Papa sagte mir, ich solle die Arme fest um seinen Hals legen. Dann bahnte er sich einen Weg aus dem Waggon und durch den Bahnhof hinaus auf die Straße.
Im frischen Winterwind spürte ich einen eisigen Zug an den Füßen. Plötzlich erinnerte ich mich, dass ich nachts die Schuhe ausgezogen hatte und zu Boden hatte fallen lassen. Und dort hatte ich sie vergessen.
Ich zupfte Papa am Kragen. »Meine Schuhe sind im Zug.«
»Was?«, fragte er ungläubig und schaute auf meine nackten Füße. Dann warf er einen Blick auf den überfüllten Bahnhof und seufzte: »Wir werden dir wohl neue besorgen müssen.« Und er öffnete einen Knopf an seiner Jacke, damit ich die Füße hineinstecken konnte und sie warm blieben.
Wir nahmen einen Bus und standen eine halbe Stunde im Gang, ehe wir in der Nähe einiger Häuser ausstiegen. Auf eins steuerten wir zu.
Papa las die Nummer über dem Eingang und sagte: »Deine Mama und dein Papa leben hier zusammen mit deinem Bruder. Und du wirst auch hier wohnen.«
Seine Worte verstörten mich. »Nein«, sagte ich. »Das ist nicht wahr. Ich weiß, wo Mama und Papa wohnen.«
»Lass uns zu ihnen reingehen«, erwiderte er.
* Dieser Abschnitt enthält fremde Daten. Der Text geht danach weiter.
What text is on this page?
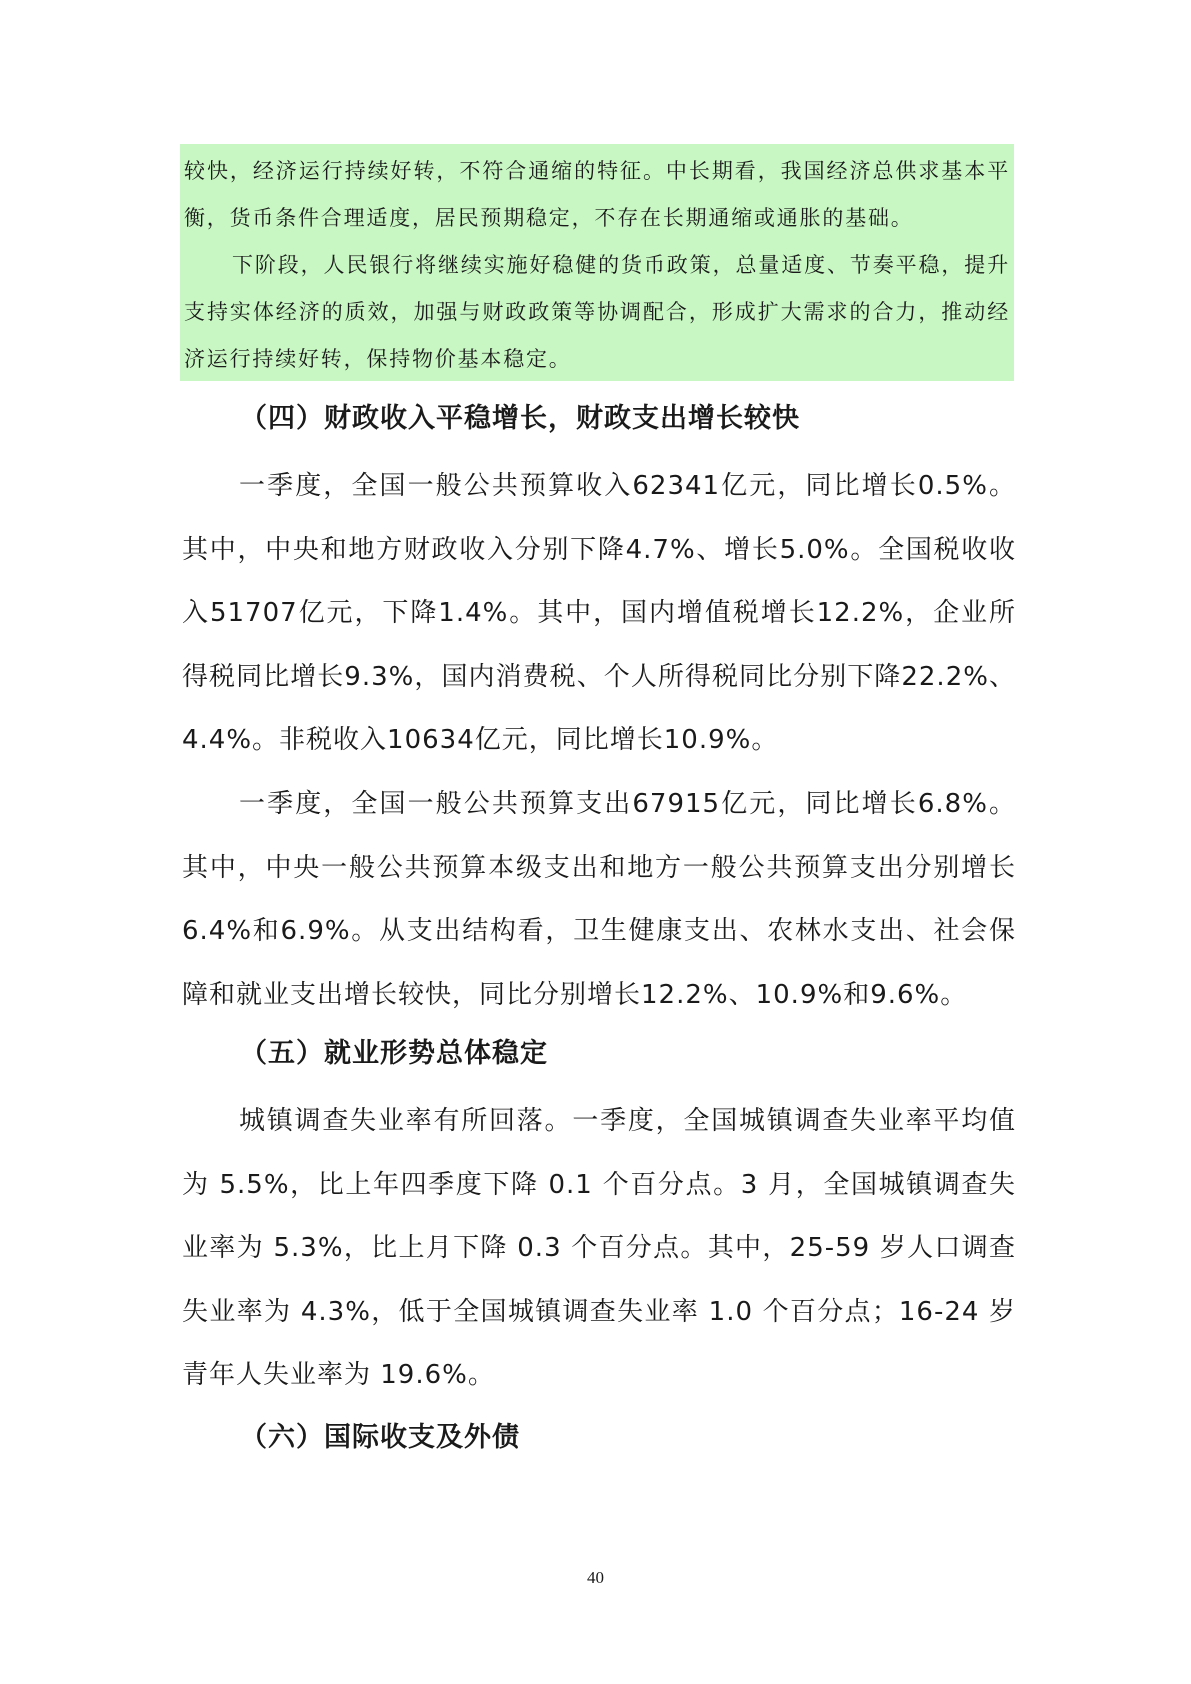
较快，经济运行持续好转，不符合通缩的特征。中长期看，我国经济总供求基本平衡，货币条件合理适度，居民预期稳定，不存在长期通缩或通胀的基础。

下阶段，人民银行将继续实施好稳健的货币政策，总量适度、节奏平稳，提升支持实体经济的质效，加强与财政政策等协调配合，形成扩大需求的合力，推动经济运行持续好转，保持物价基本稳定。

（四）财政收入平稳增长，财政支出增长较快

一季度，全国一般公共预算收入62341亿元，同比增长0.5%。其中，中央和地方财政收入分别下降4.7%、增长5.0%。全国税收收入51707亿元，下降1.4%。其中，国内增值税增长12.2%，企业所得税同比增长9.3%，国内消费税、个人所得税同比分别下降22.2%、4.4%。非税收入10634亿元，同比增长10.9%。

一季度，全国一般公共预算支出67915亿元，同比增长6.8%。其中，中央一般公共预算本级支出和地方一般公共预算支出分别增长6.4%和6.9%。从支出结构看，卫生健康支出、农林水支出、社会保障和就业支出增长较快，同比分别增长12.2%、10.9%和9.6%。

（五）就业形势总体稳定

城镇调查失业率有所回落。一季度，全国城镇调查失业率平均值为 5.5%，比上年四季度下降 0.1 个百分点。3 月，全国城镇调查失业率为 5.3%，比上月下降 0.3 个百分点。其中，25-59 岁人口调查失业率为 4.3%，低于全国城镇调查失业率 1.0 个百分点；16-24 岁青年人失业率为 19.6%。

（六）国际收支及外债

40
»Ich will nach Hause«, sagte ich mit zitternder Stimme. »Bring mich zu Großmama.«
»Hör zu, Maomao«, erklärte er, »nenn mich nicht mehr Papa. Ich bin nicht dein Papa. Ich bin dein Onkel.«
Verwirrt sah ich ihm in die Augen. Ich wartete darauf, dass er sagte, es sei nur ein Spiel.
»Du musst ab jetzt Onkel zu mir sagen.«
Tränen flossen mir übers Gesicht, und ich schlang die Arme ganz fest um seinen Hals. »Nein!«, schluchzte ich. »Gib mich nicht weg, Papa. Ich werde ein braves Mädchen sein. Ich werde nie mehr sagen, dass ich Hunger habe. Nein … nein … nein.«
Weinend klammerte ich mich an ihn. Er klopfte mir auf den Rücken. »Ist schon gut, Maomao. Ist schon gut.«
Papa trug mich die Treppe in den ersten Stock hinauf und klopfte an eine Tür. Gleich darauf wurde sie aufgerissen, und vor uns stand ein Junge. Papa nannte seinen Namen. Einen Augenblick später hörte man aufgeregte Schritte, und ein Mann und eine Frau erschienen an der Tür. Die Frau schnappte nach Luft. »Was für eine Überraschung!« Ich vergrub mein Gesicht im Mantel von Papa.
Sie streichelte meinen Arm. »Maomao, komm zu Mama.«
Sie klang nett. Der Mann neben ihr betrachtete mich durch dicke, schwarz geränderte Brillengläser. »Kleine Maomao, erinnerst du dich an mich?«, fragte er.
Ich schüttelte den Kopf.
»Ich bin dein Papa«, sagte er.
Verwirrt und ängstlich betrachtete ich die zwei Erwachsenen und den Jungen.